Ten Percent Happier has raised a meager $5M in seed funding to-date (with no funding since June 2018), placing it well below its aforementioned competitors. It hasn’t disclosed any financial data, but in 2018 boasted over 50 million “mindful minutes” logged by its users.
Beyond these two players, the tech-enabled meditation industry is incredibly highly fragmented; over 1,000 apps on the iOS and Android app stores offer similar services while taking up less than 25% of the total market.

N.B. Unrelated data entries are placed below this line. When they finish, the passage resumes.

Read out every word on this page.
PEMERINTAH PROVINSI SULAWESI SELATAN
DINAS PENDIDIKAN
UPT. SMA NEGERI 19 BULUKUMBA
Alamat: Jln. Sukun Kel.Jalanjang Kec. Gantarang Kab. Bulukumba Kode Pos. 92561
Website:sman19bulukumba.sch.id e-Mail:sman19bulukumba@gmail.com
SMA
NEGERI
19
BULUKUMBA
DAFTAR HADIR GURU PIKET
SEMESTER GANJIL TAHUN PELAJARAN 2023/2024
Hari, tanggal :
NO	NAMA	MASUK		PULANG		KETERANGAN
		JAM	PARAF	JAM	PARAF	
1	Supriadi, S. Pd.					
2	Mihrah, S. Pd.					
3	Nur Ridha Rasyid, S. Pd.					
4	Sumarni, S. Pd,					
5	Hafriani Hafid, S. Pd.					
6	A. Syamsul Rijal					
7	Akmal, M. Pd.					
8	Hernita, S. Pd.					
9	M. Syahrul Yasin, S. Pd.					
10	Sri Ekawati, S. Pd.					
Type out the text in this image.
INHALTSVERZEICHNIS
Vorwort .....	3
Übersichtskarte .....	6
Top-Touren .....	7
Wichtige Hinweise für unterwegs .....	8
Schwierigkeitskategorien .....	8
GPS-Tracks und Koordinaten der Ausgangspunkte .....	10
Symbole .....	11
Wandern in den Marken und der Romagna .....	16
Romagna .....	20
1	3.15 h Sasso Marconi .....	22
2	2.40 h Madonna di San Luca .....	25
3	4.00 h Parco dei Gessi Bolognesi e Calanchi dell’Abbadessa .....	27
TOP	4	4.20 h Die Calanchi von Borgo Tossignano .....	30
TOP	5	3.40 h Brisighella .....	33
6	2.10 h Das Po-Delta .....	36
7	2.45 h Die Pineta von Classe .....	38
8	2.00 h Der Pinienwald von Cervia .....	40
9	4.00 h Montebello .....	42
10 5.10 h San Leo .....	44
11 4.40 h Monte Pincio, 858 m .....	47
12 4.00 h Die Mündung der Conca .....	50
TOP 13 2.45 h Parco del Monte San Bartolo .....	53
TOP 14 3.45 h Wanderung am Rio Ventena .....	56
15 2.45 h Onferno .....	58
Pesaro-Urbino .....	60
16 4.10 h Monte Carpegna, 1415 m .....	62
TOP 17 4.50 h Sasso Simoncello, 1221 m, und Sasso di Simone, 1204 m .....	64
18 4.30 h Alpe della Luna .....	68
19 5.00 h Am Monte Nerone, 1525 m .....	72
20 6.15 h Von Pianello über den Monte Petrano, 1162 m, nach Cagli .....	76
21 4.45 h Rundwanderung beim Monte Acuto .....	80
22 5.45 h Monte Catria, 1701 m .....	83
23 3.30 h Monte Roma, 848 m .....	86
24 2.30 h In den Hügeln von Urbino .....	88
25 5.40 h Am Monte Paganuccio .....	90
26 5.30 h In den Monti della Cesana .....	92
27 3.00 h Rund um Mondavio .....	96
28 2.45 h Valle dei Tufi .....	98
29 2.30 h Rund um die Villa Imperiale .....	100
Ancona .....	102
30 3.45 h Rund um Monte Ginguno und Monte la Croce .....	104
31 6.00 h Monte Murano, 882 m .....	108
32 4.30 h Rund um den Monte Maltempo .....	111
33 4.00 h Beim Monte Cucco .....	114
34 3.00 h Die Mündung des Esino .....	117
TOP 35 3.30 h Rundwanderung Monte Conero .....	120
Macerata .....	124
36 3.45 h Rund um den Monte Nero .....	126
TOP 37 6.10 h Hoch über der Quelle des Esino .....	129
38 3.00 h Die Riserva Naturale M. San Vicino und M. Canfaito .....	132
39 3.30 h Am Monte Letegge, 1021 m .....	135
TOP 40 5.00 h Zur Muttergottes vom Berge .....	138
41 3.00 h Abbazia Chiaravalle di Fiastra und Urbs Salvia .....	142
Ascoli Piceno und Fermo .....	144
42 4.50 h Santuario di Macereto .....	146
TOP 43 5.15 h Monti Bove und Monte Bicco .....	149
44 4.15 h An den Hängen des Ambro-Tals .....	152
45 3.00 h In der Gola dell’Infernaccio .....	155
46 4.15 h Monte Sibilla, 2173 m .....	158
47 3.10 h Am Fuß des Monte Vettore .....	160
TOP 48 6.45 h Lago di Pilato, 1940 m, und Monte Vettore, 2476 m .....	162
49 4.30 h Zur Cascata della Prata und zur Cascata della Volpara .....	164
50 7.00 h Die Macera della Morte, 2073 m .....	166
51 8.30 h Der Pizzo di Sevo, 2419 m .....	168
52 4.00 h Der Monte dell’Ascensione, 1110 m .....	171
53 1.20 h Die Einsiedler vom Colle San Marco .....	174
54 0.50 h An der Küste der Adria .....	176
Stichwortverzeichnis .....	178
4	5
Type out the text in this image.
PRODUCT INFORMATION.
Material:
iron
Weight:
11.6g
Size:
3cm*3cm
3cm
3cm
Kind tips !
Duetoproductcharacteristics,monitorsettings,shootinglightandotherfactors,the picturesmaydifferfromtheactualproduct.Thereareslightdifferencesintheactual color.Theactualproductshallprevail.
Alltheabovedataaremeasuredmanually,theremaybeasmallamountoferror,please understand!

Headspace’s only true competitive concern comes from Calm — with Calm’s higher sales, growth, and wider product offering, Headspace has its work cut out for it in order to remain a top player in this emerging market.
- 62M+ downloads
- $13.1M Rev, Q1 2019
- $168M PIC ($320M valuation, 2017)
- 2M+ paid subscribers across 190 countries
- 600+ B2B subscribers
- 40M+ downloads
- ~$30M Rev, Q1 2019
- $143M PIC ($1B valuation, 2019)
- 1M+ paid subscribers
Headspace is without a doubt a market leader in an attractive and fast-growing market. The company is led by a passionate and invested duo and has seen impressive growth over the past decade, and operates under a low-cost, highly-recurring SaaS business model. That said, there is cause for concern for Headspace; namely, the enormous obstacle that is Calm. Competing head-to-head with an even faster-growing and larger platform could stunt Headspace’s ability to capture an underpenetrated market. Headspace’s upside comes from its differentiation through Headspace for Work, its B2B service. Calm’s lack of such a service gives Headspace the opportunity to capture a highly-recurring customer base before other players move into the space, thus providing the overhead for Headspace to achieve market dominance in coming years.
Disclaimer: All information in this report has been aggregated through numerous, public news reports/articles or Headspace’s website itself. Any misrepresentation of the company is purely accidental. BV is more than willing to correct any mistakes.